Growing up happened overnight for this United States Air Force veteran
“Actually living it made me view Veterans Day differently”
A brave high school senior was forever changed by the horrific terrorist attacks on Sept. 11, 2001. Michelle Ballard – today, an affirmative action specialist at Love’s – enlisted in the United States Air Force the next day.
Being in high school did not hold her back. Ballard was part of the DEP, which means delayed enlistment program. Her Air Force recruiter would check in with Ballard once a month. She would participate in PT practice. Ballard would even help the Air Force recruiters proctor the Armed Services Vocational Aptitude Battery (ASVAB) at high schools.
The decision to enlist happened overnight, but the calling to serve in the military was present for most of her life.
“My family are proud U.S. Navy veterans, but my grandfather didn’t want his granddaughter to join the Navy because he didn’t want me on a boat with 5,000 men,” Ballard said. “I heard how well the Air Force treated their people, and how I could get the job I wanted to work with computers.”

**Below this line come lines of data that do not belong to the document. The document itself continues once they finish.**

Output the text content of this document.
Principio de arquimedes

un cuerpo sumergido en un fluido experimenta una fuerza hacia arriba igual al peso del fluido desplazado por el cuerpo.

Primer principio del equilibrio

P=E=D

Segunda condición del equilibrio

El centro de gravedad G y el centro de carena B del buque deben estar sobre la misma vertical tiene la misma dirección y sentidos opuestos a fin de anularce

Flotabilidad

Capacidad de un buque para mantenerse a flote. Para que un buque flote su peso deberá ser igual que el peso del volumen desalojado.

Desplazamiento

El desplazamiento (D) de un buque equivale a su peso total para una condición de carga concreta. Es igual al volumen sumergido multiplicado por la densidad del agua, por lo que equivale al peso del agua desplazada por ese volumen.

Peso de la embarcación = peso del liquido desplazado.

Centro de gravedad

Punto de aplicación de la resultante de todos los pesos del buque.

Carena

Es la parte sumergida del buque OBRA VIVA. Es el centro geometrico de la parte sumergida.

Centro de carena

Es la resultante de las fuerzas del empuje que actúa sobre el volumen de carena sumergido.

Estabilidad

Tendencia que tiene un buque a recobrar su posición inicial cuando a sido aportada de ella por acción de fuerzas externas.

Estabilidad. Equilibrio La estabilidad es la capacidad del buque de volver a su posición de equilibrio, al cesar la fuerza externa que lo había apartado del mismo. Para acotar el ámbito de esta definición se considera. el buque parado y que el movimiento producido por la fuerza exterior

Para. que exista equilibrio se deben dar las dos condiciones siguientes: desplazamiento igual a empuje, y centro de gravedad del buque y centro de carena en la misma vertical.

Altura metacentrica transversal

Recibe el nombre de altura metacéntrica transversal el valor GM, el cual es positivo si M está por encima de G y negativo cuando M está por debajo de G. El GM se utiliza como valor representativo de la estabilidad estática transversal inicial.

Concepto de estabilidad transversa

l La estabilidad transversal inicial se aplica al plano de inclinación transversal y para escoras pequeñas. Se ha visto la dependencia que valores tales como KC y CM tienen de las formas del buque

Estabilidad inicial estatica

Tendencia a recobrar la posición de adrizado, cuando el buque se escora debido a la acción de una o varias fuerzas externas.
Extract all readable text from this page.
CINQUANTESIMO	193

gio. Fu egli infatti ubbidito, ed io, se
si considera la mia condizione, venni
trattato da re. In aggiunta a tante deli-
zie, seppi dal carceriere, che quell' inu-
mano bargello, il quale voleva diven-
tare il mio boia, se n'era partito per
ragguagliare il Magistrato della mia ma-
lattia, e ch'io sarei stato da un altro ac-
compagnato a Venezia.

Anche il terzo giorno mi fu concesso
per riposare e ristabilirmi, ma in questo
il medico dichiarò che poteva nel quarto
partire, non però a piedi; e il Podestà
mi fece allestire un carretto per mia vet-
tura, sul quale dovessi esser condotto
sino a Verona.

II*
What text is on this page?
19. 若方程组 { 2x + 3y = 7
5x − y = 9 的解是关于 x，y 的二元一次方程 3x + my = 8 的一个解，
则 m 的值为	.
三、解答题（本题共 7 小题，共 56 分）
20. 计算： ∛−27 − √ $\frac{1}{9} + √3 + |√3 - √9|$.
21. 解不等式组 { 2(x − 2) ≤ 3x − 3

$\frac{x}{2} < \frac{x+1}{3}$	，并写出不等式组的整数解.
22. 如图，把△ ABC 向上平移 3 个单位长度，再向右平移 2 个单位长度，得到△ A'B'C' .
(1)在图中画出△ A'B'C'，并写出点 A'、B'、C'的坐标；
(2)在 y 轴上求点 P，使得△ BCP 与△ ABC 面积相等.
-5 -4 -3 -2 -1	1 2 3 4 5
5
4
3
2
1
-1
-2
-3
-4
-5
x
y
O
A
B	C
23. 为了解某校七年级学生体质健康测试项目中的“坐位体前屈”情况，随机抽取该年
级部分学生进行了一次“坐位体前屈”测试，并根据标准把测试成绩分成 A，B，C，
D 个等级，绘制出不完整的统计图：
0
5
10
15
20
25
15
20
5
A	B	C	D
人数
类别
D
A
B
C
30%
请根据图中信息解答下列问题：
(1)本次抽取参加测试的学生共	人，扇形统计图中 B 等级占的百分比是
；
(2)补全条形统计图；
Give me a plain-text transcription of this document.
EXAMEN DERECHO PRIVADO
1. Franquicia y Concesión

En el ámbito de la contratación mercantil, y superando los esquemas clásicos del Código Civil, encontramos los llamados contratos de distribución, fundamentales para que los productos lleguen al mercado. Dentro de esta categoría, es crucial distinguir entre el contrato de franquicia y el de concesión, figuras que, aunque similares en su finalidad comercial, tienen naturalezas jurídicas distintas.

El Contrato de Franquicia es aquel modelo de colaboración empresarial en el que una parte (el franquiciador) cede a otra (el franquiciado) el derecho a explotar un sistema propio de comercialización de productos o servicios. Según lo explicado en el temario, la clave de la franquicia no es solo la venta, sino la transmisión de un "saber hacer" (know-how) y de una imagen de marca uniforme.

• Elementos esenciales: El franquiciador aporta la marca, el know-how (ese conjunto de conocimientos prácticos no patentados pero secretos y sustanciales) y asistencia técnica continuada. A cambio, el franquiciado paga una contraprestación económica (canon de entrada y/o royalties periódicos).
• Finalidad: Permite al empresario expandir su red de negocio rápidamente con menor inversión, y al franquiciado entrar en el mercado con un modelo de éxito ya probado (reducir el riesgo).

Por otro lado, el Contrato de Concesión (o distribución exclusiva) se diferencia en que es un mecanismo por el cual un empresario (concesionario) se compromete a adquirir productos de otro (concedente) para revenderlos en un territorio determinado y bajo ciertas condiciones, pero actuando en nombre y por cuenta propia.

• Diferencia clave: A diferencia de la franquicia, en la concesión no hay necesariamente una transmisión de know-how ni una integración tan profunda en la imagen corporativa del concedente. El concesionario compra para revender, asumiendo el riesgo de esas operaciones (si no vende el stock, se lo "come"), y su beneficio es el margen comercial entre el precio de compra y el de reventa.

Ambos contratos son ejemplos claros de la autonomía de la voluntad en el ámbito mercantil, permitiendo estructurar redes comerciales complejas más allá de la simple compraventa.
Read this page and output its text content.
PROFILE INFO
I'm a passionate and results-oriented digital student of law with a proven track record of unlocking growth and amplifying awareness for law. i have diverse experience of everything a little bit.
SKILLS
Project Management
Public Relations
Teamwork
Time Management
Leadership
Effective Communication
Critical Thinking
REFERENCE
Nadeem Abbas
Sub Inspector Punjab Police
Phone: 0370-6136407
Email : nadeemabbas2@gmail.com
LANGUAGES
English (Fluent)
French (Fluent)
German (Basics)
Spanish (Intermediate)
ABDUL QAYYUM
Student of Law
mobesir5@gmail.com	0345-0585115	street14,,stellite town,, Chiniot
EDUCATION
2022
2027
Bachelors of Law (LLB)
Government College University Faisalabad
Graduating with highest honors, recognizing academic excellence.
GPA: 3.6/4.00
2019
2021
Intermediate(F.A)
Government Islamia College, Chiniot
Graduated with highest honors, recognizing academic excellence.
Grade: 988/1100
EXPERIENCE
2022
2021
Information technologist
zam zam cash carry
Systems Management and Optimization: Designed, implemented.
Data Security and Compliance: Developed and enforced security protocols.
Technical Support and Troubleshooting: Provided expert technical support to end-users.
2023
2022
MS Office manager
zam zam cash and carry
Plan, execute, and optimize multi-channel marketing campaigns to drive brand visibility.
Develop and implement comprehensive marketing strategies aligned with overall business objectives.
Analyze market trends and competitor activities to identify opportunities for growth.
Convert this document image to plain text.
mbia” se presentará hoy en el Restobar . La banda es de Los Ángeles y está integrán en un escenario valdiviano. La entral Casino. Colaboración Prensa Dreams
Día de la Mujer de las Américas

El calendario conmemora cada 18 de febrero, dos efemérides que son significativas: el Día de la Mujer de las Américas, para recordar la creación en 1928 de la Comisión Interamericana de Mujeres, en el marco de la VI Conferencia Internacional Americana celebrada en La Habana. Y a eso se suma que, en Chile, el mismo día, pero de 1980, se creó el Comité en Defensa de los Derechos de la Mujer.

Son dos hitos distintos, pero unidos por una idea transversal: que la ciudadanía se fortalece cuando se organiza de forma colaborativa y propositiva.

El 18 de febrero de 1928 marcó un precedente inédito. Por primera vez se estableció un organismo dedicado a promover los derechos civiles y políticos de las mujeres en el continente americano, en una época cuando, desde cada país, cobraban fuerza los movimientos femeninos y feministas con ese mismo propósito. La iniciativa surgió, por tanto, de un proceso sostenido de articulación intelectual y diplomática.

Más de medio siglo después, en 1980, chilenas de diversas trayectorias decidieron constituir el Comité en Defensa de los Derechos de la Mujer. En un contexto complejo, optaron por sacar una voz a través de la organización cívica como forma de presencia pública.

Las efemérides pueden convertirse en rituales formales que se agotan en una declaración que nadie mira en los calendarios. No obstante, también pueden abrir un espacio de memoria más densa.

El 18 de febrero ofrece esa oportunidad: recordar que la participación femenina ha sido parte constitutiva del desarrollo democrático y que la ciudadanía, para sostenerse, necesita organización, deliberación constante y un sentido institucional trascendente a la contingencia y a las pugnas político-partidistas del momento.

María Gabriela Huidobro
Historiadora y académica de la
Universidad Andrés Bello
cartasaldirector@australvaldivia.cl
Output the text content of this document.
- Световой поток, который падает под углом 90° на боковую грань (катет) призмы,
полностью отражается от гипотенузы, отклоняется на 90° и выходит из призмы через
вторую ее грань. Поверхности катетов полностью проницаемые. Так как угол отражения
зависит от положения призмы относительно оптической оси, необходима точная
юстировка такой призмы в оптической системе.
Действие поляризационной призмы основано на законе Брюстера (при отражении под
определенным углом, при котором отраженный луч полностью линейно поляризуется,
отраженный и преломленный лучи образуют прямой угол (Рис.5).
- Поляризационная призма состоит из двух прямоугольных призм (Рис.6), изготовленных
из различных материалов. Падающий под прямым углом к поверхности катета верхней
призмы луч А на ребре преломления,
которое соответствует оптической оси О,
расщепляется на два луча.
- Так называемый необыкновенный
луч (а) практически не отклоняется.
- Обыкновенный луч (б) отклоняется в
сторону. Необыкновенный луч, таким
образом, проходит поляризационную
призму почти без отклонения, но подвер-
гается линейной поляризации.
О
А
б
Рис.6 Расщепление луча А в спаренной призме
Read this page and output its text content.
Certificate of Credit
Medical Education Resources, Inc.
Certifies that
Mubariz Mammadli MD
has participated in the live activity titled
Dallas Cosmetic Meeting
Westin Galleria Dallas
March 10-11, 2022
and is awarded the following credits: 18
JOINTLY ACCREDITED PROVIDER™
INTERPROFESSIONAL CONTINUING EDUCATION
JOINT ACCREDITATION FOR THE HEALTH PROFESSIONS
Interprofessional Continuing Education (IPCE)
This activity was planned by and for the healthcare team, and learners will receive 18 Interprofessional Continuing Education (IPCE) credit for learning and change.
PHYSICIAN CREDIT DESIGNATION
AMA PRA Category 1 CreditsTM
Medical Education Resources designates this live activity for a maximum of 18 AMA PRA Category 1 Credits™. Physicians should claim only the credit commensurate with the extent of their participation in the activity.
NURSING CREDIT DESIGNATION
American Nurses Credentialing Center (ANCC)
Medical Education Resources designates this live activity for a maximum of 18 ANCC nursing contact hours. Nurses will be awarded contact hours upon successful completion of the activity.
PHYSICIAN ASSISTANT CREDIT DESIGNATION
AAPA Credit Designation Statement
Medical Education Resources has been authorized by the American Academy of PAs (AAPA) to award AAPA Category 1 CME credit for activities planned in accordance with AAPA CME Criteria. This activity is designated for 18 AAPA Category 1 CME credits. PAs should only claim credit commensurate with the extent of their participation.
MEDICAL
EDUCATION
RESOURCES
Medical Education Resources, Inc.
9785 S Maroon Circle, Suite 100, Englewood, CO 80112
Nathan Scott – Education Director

Serving in Germany, Iraq and other places, Ballard was a communication-computer systems operator who built networks where networks didn’t exist.
Even after 10 years of service with the Air Force, Ballard says the place that changed her the most was basic training.
“Basic made me grow up,” Ballard said. “It made me realize what a responsibility I had just gotten myself into. I was 18, and I really didn’t understand the severity of it all.”
Transitioning to a Love’s career
The can-do attitude and respectfulness Ballard learned in the Air Force helped her transition well into Love’s.
“I was prepared for civilian life because I was trained to make big decisions – even life or death decisions,” Ballard said. “Not only making a decision but making the right decision. At Love’s, you are prepared to jump in and get the project done and resolve any issue that may arise.”
After years of working with veterans at Love’s, Ballard now shapes Love’s Affirmative Action program to guide how we hire veterans as a company.
Ballard knows firsthand how transitioning into civilian life can be challenging. Her advice to veterans starting their civilian job search is direct: use your resources.
“First off, it’s going to be OK,” Ballard said. “Research how your job in the military could translate into a specific job sector. Use TAP (Transition Assistance Program) and take advantage of all the resources the military provides. They are sometimes hidden, but the resources are there.”
Each Veterans Day, Ballard revisits memories of her time in the service. She experiences Veterans Day differently than civilians.
“Actually seeing combat has changed it,” Ballard said. “Actually living it made me see Veterans Day differently. I connect with previous squadrons who are now old friends. I think about the memories. Some good, some bad and some really sad.”
It’s difficult for us civilians to convey the strongest words of gratitude on Veterans Day. In short, thank you to the men and women who have valiantly served our country.